Pour financer cette acquisition, SNC-Lavalin reçoit un important coup de pouce de la Caisse de dépôt et placement du Québec (CDPQ), son plus important actionnaire.

Au total, un montant de 1,9 milliard de dollars est financé grâce à une injection de capitaux de 400 millions de dollars en provenance du bas de laine des Québécois ainsi que par un prêt de 1,5 milliard de dollars garanti notamment par les flux de trésorerie de la participation de SNC-Lavalin dans l'autoroute 407 à Toronto. Le reste de la transaction sera financé par des emprunts ainsi que par un placement privé réalisé auprès du public.

En tenant compte du régime de retraite d'Atkins et des synergies, la firme montréalaise estime que le prix d'acquisition représente 9,8 fois le bénéfice d'exploitation ajusté d'Atkins.
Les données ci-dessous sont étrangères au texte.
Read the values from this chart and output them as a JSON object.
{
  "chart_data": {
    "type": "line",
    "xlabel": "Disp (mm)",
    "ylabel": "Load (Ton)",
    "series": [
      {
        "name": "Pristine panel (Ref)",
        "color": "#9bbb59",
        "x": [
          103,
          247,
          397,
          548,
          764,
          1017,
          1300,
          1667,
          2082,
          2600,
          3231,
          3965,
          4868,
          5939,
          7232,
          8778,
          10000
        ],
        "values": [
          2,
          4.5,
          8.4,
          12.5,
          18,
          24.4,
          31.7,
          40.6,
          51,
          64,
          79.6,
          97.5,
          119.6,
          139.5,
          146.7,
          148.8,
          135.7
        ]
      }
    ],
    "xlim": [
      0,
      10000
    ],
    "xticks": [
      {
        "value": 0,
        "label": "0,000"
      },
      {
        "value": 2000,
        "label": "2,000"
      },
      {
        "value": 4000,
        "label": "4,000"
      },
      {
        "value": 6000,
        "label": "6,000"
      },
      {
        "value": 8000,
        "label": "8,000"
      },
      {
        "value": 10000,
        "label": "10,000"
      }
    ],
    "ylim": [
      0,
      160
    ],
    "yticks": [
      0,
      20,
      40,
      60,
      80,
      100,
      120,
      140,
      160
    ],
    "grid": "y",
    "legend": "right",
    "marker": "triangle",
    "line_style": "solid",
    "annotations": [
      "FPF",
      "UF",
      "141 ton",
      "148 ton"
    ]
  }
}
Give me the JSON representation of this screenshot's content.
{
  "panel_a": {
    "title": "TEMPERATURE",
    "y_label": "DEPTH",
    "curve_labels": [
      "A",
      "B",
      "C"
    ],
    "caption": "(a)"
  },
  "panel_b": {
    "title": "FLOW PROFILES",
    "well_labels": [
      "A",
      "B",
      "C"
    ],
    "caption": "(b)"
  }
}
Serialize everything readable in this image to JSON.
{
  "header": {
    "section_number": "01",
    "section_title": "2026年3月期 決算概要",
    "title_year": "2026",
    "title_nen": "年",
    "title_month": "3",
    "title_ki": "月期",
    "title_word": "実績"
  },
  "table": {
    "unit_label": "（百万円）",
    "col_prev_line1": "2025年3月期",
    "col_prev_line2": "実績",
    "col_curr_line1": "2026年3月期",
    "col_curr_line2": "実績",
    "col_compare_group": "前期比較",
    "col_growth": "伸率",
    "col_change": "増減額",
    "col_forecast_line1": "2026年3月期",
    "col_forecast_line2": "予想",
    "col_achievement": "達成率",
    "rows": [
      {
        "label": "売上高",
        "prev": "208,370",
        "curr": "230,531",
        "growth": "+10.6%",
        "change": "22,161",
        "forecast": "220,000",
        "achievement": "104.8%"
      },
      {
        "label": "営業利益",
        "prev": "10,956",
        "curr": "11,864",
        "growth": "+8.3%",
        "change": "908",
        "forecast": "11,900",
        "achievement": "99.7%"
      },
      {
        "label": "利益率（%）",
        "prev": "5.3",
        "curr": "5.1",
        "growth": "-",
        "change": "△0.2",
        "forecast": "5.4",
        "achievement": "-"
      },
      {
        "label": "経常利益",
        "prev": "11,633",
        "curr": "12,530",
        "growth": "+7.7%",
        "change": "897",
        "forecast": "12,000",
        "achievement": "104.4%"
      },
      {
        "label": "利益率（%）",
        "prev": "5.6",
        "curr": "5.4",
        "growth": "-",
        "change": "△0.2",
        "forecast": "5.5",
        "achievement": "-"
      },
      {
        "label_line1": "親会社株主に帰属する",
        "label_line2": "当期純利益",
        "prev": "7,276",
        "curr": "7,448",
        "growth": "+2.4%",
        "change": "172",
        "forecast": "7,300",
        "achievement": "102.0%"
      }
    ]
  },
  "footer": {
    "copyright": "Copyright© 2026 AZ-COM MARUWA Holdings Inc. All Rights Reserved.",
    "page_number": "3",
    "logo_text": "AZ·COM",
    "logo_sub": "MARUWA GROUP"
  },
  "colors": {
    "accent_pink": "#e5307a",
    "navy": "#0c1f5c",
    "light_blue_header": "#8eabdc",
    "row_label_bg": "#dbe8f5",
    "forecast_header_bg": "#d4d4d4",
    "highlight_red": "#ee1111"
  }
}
Au début du mois, lorsque les deux entreprises avaient confirmé les discussions, les analystes financiers s'étaient dans l'ensemble montrés favorables à une éventuelle acquisition.

La dernière prise majeure de SNC-Lavalin remonte à 2014, lorsqu'elle avait mis la main sur la firme londonienne Kentz spécialisée dans les secteurs pétrolier et gazier, pour 2,1 milliards de dollars. Au cours des derniers mois, M. Bruce avait prévenu les marchés que l'entreprise était en bonne posture pour procéder à une acquisition, sans toutefois s'avancer sur un montant précis.

À la Bourse de Toronto, l'action de SNC-Lavalin a clôturé à 53,05 $, en recul de 37 cents, ou 0,69 %.